Estimation biases for the PQL and the HGLMapproaches are compared with Bayesian and GHQ approaches in Chapter 5 using a series of case studies. The approximate likelihood approaches performed reasonably well against Bayesian and GHQ approaches for all case studies presented, with the exception of the Rodriguez & Goldman (2001) datasets, with no finite maximum for the likelihood found using the (second order) HGLM approaches. The second order HGLM approach gave similar estimates to the Bayesian and GHQ approaches in a paired binary simulation study. Despite greater estimation biases, the PQL estimators had lower MSE than the GHQ estimators in a second paired binary (and Poisson) simulation study, in which the Bayesian estimator, with default priors, suffered estimation bias as well.
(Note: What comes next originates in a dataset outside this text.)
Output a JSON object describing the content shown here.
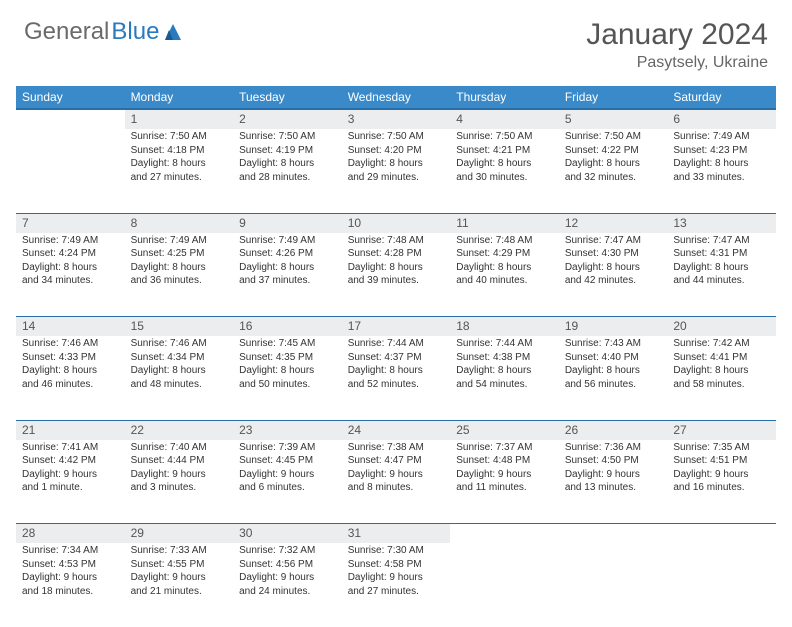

PQL also performed relatively well against other approaches in a simulation study involving a randomised complete block design (RCBD) and in a simulation study involving a spatial GLMM, where PQL was compared with a much more computationally intensive Bayesian approach. These simulations also showed that the “REML-like” correction to the likelihood used by the HGLM and Bayesian approaches can give some positive estimation bias.
Whilst both approximate likelihood approaches had difficulties either in terms of estimation bias or instability, in general they perform relatively well against the other approaches and provide a useful and efficient way of fitting a wide variety of GLMMs. The use of a first or second order HGLM approach is generally preferable to PQL to achieve lower estimation biases. If PQL is employed, it is suggested that the first order Laplace approximation be calculated for approximate testing of variance components.